All of these principles are relevant to any assessment of the tūkino that must be put right, the nature of puretumu torowhānui, or holistic redress, and restoration that must be provided, and the process by which any puretumu torowhānui scheme is designed and delivered.
Both the courts and the Waitangi Tribunal have recognised that it is a principle of partnership generally, and of te Tiriti relationship that past wrongs give rise to a right of redress. It provides that Māori are entitled to redress for any government actions that breach the guarantees and principles of te Tiriti – including breaches relating to the removal of people from their communities, the design and delivery of care, and the impacts on Māori as individuals, and as part of a whānau, hapū and iwi.
The High Court has described the right of redress as a right to “fair and reasonable recognition of, and recompense for, the wrong that has occurred”. The Tribunal, meanwhile, has described the principle more broadly as creating a duty for the Government to “restore the honour and integrity of the Crown and the mana and status of Māori”. Several Tribunal reports have recommended a restorative approach, involving recognition of the mana and tino rangatiratanga of the hapū or iwi that has been wronged.
For many Māori, restoration of tino rangatiratanga over whānau, hapū, iwi and kāinga is seen as a critical step towards any effective redress for abuse in care. The Tribunal Report He Pāharakeke, He Rito Whakakīkīnga Whāruarua was also of this view, finding that effective redress for the removal of Māori children from their whānau and whakapapa would involve steps to address systemic racism, restore tino rangatiratanga to Māori communities and kāinga, and strengthen and restore whanaungatanga.
The Catholic Church, Anglican Church and The Salvation Army have enduring relationships with Māori whānau, hapū, iwi and hapori or communities. Catholic and Anglican missionaries were among the first Pākehā settlers who built relationships with Māori communities and encouraged Māori to seek the protection of the British Crown. As settlement continued, all three churches played a significant role in providing schooling, childcare and welfare services. Some whānau, hapū, iwi and hapori, or communities, came to rely on this support and many ministers held positions of great mana in these communities. All three churches still have large Māori congregations.
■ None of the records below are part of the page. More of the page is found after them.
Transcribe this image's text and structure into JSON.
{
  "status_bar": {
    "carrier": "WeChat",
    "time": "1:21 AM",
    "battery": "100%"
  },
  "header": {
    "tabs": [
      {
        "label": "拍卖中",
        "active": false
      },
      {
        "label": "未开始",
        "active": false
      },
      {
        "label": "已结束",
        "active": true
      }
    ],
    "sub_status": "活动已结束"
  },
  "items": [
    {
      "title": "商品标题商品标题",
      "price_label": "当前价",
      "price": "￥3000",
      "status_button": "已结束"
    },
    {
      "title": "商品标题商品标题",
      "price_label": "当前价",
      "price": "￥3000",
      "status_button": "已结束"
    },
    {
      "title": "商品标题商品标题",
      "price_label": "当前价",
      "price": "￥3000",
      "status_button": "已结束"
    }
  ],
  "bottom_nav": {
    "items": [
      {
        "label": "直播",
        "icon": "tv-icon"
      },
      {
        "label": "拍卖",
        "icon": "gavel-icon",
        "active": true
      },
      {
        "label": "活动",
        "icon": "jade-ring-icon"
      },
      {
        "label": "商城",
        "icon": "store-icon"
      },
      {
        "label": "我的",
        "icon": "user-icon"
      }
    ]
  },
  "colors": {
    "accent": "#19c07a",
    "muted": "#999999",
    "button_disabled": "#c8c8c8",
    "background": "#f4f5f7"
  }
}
Te Tiriti o Waitangi is often acknowledged as the cornerstone of our society. Faith-based institutions do not have the same obligations to Māori as the Crown does as a Treaty partner, although most – including entities relating to the Catholic Church, Anglican Church and The Salvation Army – have policies that emphasise their commitment to biculturalism and recognise te Tiriti o Waitangi. Some of the Treaty policies adopted by these faith-based institutions are prominent and detailed. The Salvation Army has committed to honouring the principles of partnership, protection and participation inherent in te Tiriti o Waitangi. However, the overall approach to te Tiriti by faith-based institutions varies and in some cases the commitment seems weak.
Despite not having formal obligations under te Tiriti, the faith-based institutions played a significant role in colonisation in Aotearoa. The churches continue to have a strong moral obligation to Māori, partly because of their history in Aotearoa and relationships with Māori, and partly because of their self-imposed te Tiriti policies.
Most faith-based redress processes have not enabled Māori governance, input or leadership, yet they emphasised their commitment to Māori and te Tiriti o Waitangi, and significant numbers of Māori have been abused in their care. This contributed to the lack of culturally informed redress available for survivors.